Regardless of the presence or absence of a history of autoimmune processes, as well as Coombs test results, life-threatening and even fatal autoimmune reactions sometimes develop during or after treatment with fludarabine (in particular, autoimmune hemolytic anemia, autoimmune thrombocytopenia, thrombocytopenic purpura, pemphigus, Evans syndrome). In most patients who developed hemolytic anemia during treatment with fludarabine, a recurrence of hemolysis was noted after resumption of fludarabine treatment. It is necessary to carefully monitor for signs of possible development of autoimmune hemolytic anemia (such as a decrease in hemoglobin level and a positive Coombs test) in patients receiving Fludarabine-Ebewe. In case of hemolysis development, discontinuation of fludarabine therapy is recommended. The most common therapeutic measures for autoimmune hemolytic anemia are transfusions of irradiated blood and adrenocorticoid therapy.

Men and women of reproductive potential should use reliable methods of contraception during and for 6 months after the end of fludarabine therapy.

Vaccination with live vaccines should be avoided during and after treatment with fludarabine.

Effect on ability to drive vehicles, operate machinery

Due to the possibility of side effects such as visual disturbances, seizures, and confusion, caution should be exercised when engaging in potentially hazardous activities requiring increased concentration and speed of psychomotor reactions.

Overdose

Symptoms high doses of fludarabine cause irreversible damage to the central nervous system with manifestations such as blindness, coma, and death. Overdose can also cause severe thrombocytopenia and neutropenia due to bone marrow function suppression.

Treatment a specific antidote for fludarabine is unknown. In case of overdose, the drug should be discontinued and supportive treatment instituted.

Drug Interactions

The use of fludarabine in combination with pentostatin ( deoxycoformycin) for the treatment of refractory chronic lymphocytic leukemia often led to a fatal outcome due to high pulmonary toxicity. Therefore, it is not recommended to prescribe fludarabine in combination with pentostatin.

Dipyridamole and other adenosine uptake inhibitors may reduce the therapeutic efficacy of fludarabine.

Pharmacokinetic interaction was observed during combined chemotherapy with fludarabine and cytarabine in patients with chronic lymphocytic leukemia and acute myeloid leukemia. Clinical studies and in vitro experiments on cancer cell lines revealed an increase in intracellular levels of arabinosylcytidine triphosphate (Ara-CTP) in leukemia cells when cytarabine was administered after fludarabine. This applies to both the maximum intracellular concentration and the total intracellular exposure. The plasma concentration of cytarabine and the elimination rate of Ara-CTP do not change in this case.
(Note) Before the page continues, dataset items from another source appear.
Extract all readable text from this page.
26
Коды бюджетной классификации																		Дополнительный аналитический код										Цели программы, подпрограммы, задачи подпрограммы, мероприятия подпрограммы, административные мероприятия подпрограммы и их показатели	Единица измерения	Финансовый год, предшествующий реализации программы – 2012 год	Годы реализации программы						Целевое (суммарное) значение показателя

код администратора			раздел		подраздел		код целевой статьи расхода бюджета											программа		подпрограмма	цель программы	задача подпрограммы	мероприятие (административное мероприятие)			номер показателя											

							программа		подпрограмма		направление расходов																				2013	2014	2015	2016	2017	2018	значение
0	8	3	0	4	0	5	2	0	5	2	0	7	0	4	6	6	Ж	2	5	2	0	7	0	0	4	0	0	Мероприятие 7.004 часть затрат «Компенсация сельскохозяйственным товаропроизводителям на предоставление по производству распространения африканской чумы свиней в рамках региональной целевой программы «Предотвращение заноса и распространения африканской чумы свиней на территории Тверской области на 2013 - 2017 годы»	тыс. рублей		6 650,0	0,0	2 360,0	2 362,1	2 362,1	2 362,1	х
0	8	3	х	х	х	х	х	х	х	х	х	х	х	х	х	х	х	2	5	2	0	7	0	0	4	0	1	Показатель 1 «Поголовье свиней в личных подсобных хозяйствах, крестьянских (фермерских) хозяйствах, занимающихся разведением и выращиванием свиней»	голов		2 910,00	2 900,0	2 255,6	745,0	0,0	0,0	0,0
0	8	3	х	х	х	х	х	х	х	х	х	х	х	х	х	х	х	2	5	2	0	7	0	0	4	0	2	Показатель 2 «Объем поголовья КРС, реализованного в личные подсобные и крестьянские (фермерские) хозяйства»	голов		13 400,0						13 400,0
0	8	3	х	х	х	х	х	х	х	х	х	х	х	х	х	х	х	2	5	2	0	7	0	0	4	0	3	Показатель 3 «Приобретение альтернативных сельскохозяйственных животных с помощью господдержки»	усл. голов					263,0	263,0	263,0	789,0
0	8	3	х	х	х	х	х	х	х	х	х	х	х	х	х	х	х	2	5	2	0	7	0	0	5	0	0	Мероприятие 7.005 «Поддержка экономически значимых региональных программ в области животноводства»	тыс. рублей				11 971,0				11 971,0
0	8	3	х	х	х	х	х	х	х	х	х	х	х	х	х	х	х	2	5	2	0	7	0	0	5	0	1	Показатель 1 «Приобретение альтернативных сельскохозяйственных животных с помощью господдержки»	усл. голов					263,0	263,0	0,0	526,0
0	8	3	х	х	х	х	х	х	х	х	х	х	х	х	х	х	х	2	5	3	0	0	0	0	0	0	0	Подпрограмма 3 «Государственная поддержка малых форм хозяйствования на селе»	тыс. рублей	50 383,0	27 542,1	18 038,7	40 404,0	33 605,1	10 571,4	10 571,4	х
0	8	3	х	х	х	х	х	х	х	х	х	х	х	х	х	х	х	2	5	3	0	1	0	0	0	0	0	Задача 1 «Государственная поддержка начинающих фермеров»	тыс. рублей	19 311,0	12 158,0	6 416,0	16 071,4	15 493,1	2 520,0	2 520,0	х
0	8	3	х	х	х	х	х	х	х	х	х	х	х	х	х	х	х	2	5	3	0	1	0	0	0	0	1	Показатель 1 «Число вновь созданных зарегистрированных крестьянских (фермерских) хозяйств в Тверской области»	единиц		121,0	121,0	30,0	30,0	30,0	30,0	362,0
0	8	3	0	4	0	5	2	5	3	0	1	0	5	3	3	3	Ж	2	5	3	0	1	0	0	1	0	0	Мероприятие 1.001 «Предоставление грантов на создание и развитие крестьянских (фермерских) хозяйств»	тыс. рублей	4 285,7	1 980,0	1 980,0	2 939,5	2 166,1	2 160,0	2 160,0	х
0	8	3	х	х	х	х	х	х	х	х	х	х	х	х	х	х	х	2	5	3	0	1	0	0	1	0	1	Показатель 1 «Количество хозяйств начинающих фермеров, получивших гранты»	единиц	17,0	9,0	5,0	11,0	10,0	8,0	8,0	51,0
Due to the development of cross-resistance to chlorambucil, it should not be prescribed to patients with resistance to fludarabine.
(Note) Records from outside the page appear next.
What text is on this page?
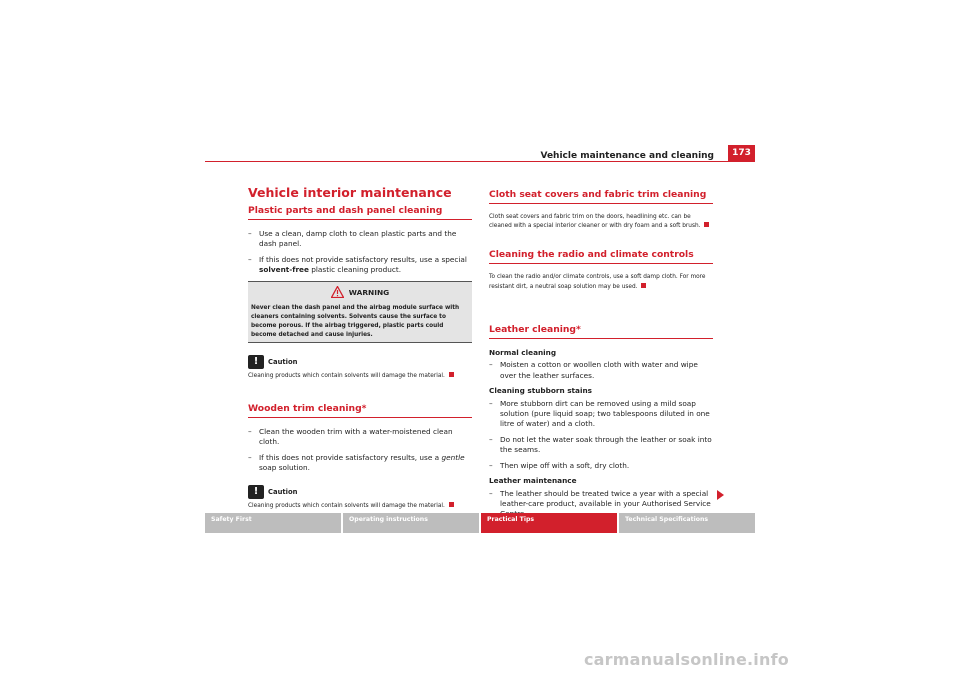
Vehicle maintenance and cleaning	173
Vehicle interior maintenance
Plastic parts and dash panel cleaning
– Use a clean, damp cloth to clean plastic parts and the dash panel.
– If this does not provide satisfactory results, use a special solvent-free plastic cleaning product.
WARNING
Never clean the dash panel and the airbag module surface with cleaners containing solvents. Solvents cause the surface to become porous. If the airbag triggered, plastic parts could become detached and cause injuries.
!	Caution

Cleaning products which contain solvents will damage the material.

Wooden trim cleaning*
– Clean the wooden trim with a water-moistened clean cloth.
– If this does not provide satisfactory results, use a gentle soap solution.
!	Caution

Cleaning products which contain solvents will damage the material.

Cloth seat covers and fabric trim cleaning

Cloth seat covers and fabric trim on the doors, headlining etc. can be cleaned with a special interior cleaner or with dry foam and a soft brush.

Cleaning the radio and climate controls

To clean the radio and/or climate controls, use a soft damp cloth. For more resistant dirt, a neutral soap solution may be used.

Leather cleaning*
Normal cleaning
– Moisten a cotton or woollen cloth with water and wipe over the leather surfaces.
Cleaning stubborn stains
– More stubborn dirt can be removed using a mild soap solution (pure liquid soap; two tablespoons diluted in one litre of water) and a cloth.
– Do not let the water soak through the leather or soak into the seams.
– Then wipe off with a soft, dry cloth.
Leather maintenance
– The leather should be treated twice a year with a special leather-care product, available in your Authorised Service
Safety First	Operating instructions	Practical Tips	Technical Specifications
carmanualsonline.info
Must not be mixed with other solutions.

Storage Conditions

Store protected from light at a temperature of 2 to 8°C (46.4°F). Keep out of reach of children.

Shelf Life

The shelf life is 3 years. Do not use after the expiration date printed on the packaging!

Special precautions for disposal of unused medicinal products

Residues of the drug and all instruments and materials that were used for preparing infusion solutions of Fludarabine-Ebewe must be disposed of in accordance with the standard hospital procedure for the disposal of cytotoxic waste, taking into account the current regulations for the disposal of hazardous waste.

Dispensing Status

By prescription.

Important Safety Information

This information is for educational purposes only and does not replace professional medical advice. Always consult your doctor before use. Dosage and side effects may vary. Use only as prescribed.